Numa era em que a “carteira hoje objectivamente é um mito” coloca-se uma interrogação para quem entrega a carteira profissional do jornalista, sendo que após a assessoria voltar ao jornalismo acaba por ser “uma questão de consciência”. Subsequentemente a mais de 20 anos ao serviço do jornalismo, Afonso foi confrontado com uma situação no que concerne à carteira que poderia acontecer com um jornalista que dá os primeiros passos, nunca com uma pessoa que têm um currículo tão vasto. Se voltava a ser assessor Afonso confessa que teria de ser um projecto que o motivasse realmente, mas que, não há grandes probabilidades disso acontecer. Enquanto assessor esteve inserido num grupo em que bons tempos foram vividos; porém, “temos de perceber que o tempo passa e que as coisas não vão continuar a correr sempre bem. Que há de chegar a um ponto em que mais vale sair numa fase em que ficamos com saudades das coisas do que sair numa fase em que já estamos fartos delas. Se ainda estivesse ao serviço da selecção, aquando do murro de Scolari, “o assessor, o que pode dizer naquele momento é que Scolari não pode falar”, isto porque não pode justificar a atitude que outra pessoa tem. Com isto Afonso não quer criticar quem o substituiu, apenas pretende mostrar a forma como reagiria e o facto de Scolari não falar naquela noite poderia evitar “a repetição de discursos, algumas vezes contraditórios, porque o discurso do dia seguinte é bom, o discurso da noite é mau e, se estivéssemos ficado pelo discurso do dia seguinte as coisas seriam certamente mais fáceis”.

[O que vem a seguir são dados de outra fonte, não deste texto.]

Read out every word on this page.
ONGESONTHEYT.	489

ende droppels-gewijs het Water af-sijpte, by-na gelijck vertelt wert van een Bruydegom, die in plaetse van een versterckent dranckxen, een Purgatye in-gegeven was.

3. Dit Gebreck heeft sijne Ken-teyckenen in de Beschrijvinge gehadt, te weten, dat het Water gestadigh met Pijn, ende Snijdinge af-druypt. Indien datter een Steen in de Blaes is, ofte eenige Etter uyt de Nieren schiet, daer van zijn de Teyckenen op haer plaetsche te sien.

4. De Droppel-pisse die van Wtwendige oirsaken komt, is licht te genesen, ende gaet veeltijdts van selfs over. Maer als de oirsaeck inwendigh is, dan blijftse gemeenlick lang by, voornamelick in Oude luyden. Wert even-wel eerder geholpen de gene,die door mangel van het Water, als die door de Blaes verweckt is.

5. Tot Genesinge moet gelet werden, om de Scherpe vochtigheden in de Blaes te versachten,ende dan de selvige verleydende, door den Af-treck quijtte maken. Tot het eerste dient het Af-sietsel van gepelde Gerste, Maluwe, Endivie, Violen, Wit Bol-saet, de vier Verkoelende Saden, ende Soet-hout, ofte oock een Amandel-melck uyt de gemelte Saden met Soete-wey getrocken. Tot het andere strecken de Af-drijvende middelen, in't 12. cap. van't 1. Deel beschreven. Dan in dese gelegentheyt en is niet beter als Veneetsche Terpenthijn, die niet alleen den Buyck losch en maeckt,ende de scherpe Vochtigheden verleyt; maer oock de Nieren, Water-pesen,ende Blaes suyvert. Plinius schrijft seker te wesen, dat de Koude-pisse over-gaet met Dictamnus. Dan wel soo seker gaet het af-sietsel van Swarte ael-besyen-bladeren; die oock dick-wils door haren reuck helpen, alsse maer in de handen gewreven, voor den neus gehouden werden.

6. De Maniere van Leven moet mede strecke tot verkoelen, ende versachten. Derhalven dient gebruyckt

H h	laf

O que acontece não só no desporto como em algumas outras áreas é que “as fontes de informação começam a ser reduzidas” e quem trabalha para um meio de comunicação sabe que para obter informações, hoje em dia, tem de recorrer a assessores que apenas “nos transmitem uma versão dos factos”. Afonso atenta mesmo que “o que acontece é que o resto das fontes são tão fechadas, nalguns casos, que, muitos jornalistas, se calhar, depois não se dão ao trabalho de ir obter mais informações para construir a notícia e, então, acabam por não escrever uma notícia, mas por canalizar uma determinada versão dos factos ou, pelo menos, uma determinada coloração dos factos”.
Afonso de Melo enquanto assessor sempre deixou evidente “eu não sou fonte de informação”, o que não impede de saber que “há jornalistas que estão, absolutamente, conotados com as fontes de informação” e esse “é um dos grandes perigos da profissão de jornalista.
Numa conversa informal, conseguimos saber um pouco mais da assessoria e deste ex-assessor que declara a paixão pela escrita e pelo jornalismo de redacção em que o mediatismo não está patente, mas sim a honestidade e o relato dos factos do quotidiano directamente ao leitor.